I'm getting to conclude that creating sp inside TRY_CATCH block is not practical.

Is this even possible to create sp inside TRY_CATCH block? And how?

  • 1
    Have you tried creating the procedure without the try-catch block? – Lennart May 19 '18 at 9:38
  • Why do you want the create statement in a try catch? What error are you trying to handle? I can understand the try catch inside the procedure but can’t see a reason for it on a create – Gavin May 21 '18 at 6:10
5

From the CREATE PROCEDURE documentation:

The CREATE PROCEDURE statement cannot be combined with other Transact-SQL statements in a single batch.
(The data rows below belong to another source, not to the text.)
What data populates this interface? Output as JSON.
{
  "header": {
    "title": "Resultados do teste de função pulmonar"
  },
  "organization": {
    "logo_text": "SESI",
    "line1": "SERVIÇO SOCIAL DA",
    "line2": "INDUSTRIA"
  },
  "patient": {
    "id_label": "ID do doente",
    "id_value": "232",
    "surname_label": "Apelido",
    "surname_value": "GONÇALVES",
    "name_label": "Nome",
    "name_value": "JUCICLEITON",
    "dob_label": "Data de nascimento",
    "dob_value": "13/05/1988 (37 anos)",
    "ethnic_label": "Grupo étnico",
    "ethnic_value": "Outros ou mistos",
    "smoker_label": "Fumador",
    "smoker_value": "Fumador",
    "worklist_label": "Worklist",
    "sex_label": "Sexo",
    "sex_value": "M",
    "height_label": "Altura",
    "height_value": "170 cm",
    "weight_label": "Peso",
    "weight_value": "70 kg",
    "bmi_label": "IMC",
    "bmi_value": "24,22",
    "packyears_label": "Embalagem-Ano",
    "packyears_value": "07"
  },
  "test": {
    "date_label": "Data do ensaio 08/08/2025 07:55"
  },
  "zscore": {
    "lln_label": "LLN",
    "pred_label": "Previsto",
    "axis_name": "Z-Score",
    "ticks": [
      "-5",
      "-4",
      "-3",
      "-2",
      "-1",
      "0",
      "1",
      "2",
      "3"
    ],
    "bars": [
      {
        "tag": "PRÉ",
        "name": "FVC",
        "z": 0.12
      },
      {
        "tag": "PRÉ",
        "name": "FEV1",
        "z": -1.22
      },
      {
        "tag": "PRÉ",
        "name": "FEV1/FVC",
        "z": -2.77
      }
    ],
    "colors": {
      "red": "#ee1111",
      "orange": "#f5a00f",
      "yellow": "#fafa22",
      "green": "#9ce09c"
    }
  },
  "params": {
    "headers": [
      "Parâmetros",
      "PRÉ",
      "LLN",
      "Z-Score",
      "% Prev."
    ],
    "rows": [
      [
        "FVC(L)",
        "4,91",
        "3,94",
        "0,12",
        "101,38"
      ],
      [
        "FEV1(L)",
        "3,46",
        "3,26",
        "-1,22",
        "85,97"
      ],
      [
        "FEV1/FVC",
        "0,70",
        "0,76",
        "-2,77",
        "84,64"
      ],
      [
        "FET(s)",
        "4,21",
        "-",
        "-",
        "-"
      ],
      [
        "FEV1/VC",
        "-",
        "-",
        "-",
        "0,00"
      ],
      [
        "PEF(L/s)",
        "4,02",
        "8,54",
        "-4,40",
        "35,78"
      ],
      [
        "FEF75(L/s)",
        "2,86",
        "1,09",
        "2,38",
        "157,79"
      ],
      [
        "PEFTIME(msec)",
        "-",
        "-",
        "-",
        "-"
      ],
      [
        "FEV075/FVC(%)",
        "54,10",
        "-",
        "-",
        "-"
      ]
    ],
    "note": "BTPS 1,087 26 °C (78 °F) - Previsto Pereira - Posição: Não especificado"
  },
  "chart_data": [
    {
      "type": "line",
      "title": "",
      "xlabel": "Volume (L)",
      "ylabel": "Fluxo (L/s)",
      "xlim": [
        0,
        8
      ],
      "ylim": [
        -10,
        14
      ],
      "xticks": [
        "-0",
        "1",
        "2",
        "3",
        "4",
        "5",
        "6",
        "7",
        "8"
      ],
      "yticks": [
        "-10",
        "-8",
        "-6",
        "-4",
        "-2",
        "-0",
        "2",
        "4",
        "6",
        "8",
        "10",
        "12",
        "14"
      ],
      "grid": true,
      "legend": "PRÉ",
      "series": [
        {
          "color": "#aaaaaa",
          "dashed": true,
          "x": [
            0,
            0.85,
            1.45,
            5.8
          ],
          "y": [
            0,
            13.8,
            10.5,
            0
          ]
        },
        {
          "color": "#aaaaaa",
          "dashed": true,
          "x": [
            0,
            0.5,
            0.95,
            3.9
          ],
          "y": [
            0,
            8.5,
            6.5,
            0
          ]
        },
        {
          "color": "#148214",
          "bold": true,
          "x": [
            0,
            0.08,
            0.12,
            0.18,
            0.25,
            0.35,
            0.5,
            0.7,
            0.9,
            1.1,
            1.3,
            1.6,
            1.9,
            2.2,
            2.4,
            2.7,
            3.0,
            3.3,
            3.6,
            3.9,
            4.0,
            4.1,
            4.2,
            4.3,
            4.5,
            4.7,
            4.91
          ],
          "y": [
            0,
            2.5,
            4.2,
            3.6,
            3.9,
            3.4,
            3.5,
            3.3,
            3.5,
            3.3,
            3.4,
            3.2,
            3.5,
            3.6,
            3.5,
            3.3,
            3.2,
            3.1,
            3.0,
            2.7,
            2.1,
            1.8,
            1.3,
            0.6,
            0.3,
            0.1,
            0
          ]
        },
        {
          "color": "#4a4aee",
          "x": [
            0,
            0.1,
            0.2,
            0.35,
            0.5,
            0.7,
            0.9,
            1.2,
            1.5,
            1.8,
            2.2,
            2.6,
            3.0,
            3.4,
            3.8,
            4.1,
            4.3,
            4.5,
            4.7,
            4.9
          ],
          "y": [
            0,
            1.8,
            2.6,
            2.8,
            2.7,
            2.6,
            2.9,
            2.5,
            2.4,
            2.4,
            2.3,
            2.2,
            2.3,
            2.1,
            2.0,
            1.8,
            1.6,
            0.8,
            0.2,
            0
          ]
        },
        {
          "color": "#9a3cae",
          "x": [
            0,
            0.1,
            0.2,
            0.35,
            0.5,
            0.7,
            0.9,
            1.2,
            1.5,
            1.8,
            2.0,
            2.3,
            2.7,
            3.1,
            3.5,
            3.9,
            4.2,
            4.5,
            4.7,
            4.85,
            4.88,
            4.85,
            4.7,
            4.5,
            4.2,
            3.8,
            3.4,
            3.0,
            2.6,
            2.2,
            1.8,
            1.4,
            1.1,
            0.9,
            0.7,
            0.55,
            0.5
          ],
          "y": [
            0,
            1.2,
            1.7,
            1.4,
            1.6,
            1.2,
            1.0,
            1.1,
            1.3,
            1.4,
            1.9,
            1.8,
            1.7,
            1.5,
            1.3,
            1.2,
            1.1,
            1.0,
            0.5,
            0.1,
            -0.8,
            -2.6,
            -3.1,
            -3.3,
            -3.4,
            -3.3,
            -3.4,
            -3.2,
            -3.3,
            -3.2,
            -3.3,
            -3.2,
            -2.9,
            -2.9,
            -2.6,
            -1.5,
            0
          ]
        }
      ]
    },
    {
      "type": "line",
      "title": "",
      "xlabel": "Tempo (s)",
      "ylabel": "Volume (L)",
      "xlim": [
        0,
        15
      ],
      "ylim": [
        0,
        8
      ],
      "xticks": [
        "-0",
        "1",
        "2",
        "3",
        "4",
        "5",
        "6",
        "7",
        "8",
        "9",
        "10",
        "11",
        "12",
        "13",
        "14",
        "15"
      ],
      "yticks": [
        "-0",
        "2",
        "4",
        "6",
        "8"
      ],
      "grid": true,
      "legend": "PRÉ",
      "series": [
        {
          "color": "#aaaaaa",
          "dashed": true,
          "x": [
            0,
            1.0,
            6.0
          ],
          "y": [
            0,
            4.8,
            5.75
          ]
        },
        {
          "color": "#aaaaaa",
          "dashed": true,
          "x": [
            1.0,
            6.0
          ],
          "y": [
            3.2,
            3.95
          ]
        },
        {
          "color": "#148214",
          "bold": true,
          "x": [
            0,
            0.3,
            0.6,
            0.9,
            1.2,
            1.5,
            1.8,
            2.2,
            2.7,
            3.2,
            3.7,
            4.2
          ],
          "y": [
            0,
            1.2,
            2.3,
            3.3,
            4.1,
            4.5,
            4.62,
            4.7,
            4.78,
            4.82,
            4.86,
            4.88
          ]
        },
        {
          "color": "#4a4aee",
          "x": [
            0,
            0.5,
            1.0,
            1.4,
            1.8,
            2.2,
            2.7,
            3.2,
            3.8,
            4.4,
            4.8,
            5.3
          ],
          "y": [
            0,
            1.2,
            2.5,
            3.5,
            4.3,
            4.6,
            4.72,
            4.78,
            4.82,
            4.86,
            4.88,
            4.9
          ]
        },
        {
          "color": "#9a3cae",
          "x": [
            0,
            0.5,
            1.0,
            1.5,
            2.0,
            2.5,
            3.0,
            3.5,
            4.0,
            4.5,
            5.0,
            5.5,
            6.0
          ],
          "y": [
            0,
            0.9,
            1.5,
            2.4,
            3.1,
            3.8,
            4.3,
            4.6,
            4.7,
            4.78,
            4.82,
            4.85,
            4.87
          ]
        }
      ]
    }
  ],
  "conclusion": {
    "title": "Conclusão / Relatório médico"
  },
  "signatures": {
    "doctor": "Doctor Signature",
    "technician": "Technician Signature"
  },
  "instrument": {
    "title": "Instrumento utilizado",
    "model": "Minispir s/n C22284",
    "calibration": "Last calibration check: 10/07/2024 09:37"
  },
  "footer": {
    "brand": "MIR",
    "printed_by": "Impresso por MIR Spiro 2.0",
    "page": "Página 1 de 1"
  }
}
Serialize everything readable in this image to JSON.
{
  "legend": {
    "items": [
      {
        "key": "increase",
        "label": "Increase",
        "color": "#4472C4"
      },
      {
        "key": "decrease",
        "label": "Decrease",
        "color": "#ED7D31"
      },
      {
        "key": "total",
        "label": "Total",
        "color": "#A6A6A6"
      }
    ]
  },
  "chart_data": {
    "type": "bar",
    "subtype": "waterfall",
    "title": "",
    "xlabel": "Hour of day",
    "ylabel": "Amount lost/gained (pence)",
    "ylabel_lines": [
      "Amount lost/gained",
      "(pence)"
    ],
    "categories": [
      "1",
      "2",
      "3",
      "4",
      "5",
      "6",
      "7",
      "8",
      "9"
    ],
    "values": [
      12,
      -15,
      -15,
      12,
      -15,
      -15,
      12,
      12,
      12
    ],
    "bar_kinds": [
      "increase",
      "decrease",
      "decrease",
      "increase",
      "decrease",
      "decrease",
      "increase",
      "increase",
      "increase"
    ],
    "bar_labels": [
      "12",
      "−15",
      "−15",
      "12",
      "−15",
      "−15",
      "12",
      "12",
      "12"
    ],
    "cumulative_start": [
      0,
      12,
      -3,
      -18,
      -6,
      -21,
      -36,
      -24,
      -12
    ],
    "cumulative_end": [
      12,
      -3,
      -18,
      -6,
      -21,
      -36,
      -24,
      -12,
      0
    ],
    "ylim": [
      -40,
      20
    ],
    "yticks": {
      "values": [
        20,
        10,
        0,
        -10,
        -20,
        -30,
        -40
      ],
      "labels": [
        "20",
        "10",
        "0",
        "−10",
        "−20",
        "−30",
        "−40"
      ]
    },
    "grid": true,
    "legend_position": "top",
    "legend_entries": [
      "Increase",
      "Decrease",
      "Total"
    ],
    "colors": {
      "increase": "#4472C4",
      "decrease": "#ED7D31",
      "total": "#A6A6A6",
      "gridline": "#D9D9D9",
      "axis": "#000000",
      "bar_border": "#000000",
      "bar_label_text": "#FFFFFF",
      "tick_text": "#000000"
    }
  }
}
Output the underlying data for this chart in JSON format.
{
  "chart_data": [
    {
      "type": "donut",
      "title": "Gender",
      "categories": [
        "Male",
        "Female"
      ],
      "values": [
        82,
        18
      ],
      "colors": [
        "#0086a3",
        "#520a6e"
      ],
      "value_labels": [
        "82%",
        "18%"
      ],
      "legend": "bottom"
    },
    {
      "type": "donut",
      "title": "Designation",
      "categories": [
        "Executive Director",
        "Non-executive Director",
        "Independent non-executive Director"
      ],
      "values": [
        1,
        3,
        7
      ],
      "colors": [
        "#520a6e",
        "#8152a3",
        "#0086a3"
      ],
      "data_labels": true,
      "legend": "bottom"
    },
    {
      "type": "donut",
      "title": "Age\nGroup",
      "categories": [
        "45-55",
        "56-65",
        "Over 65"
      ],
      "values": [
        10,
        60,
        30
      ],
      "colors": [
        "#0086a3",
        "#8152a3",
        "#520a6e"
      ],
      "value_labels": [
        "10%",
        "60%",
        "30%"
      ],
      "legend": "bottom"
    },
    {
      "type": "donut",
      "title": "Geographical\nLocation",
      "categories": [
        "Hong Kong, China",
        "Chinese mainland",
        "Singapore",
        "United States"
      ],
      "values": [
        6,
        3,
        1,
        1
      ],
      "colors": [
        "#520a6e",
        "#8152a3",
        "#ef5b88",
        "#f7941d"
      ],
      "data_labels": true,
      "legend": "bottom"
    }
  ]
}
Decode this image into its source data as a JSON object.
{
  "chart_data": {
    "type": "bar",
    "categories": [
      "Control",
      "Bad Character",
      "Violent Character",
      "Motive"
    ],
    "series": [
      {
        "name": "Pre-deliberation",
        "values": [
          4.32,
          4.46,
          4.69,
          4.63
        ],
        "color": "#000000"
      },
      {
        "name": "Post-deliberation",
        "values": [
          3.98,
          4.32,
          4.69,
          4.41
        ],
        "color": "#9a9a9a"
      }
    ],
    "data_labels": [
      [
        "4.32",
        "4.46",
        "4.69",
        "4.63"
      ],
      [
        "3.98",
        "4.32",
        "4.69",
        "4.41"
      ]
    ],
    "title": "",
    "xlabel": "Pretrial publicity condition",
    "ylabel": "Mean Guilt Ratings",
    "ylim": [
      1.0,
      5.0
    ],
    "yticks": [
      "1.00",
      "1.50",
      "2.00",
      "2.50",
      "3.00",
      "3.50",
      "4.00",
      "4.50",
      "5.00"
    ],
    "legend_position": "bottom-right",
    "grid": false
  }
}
If you need a try/catch, you'll need to execute the DDL using dynamic SQL so that it is in a separate batch:

BEGIN TRY   
    DECLARE @CreateProcedureStatement nvarchar(MAX) =
N'CREATE PROCEDURE [ammeghezi1] (@w INT) AS SELECT ''''';
    EXEC sp_executesql  @CreateProcedureStatement;
END TRY
BEGIN CATCH
    THROW;
END CATCH
GO
4

Interesting question, but I sense a bad practice here (this is a SQL developer perspective, not a DBA one). Why would you do that?

If you the procedure must be created only it does not exist, just check for its existence:

IF EXISTS ( SELECT * 
            FROM   sysobjects 
            WHERE  id = object_id(N'[dbo].[MyProc]') 
                   and OBJECTPROPERTY(id, N'IsProcedure') = 1 )

The context of how this is run is not specified, but it might be important. If this is part of a deployment process, typically it is a good idea to let the exception (execution error) bubble and handle it outside SQL.

While having the stored procedure executed as a dynamic SQL works, I would advice against it: it is way harder to write its creation as a string, it looks awful (way less readable) and all the parsing errors will be moved to run time.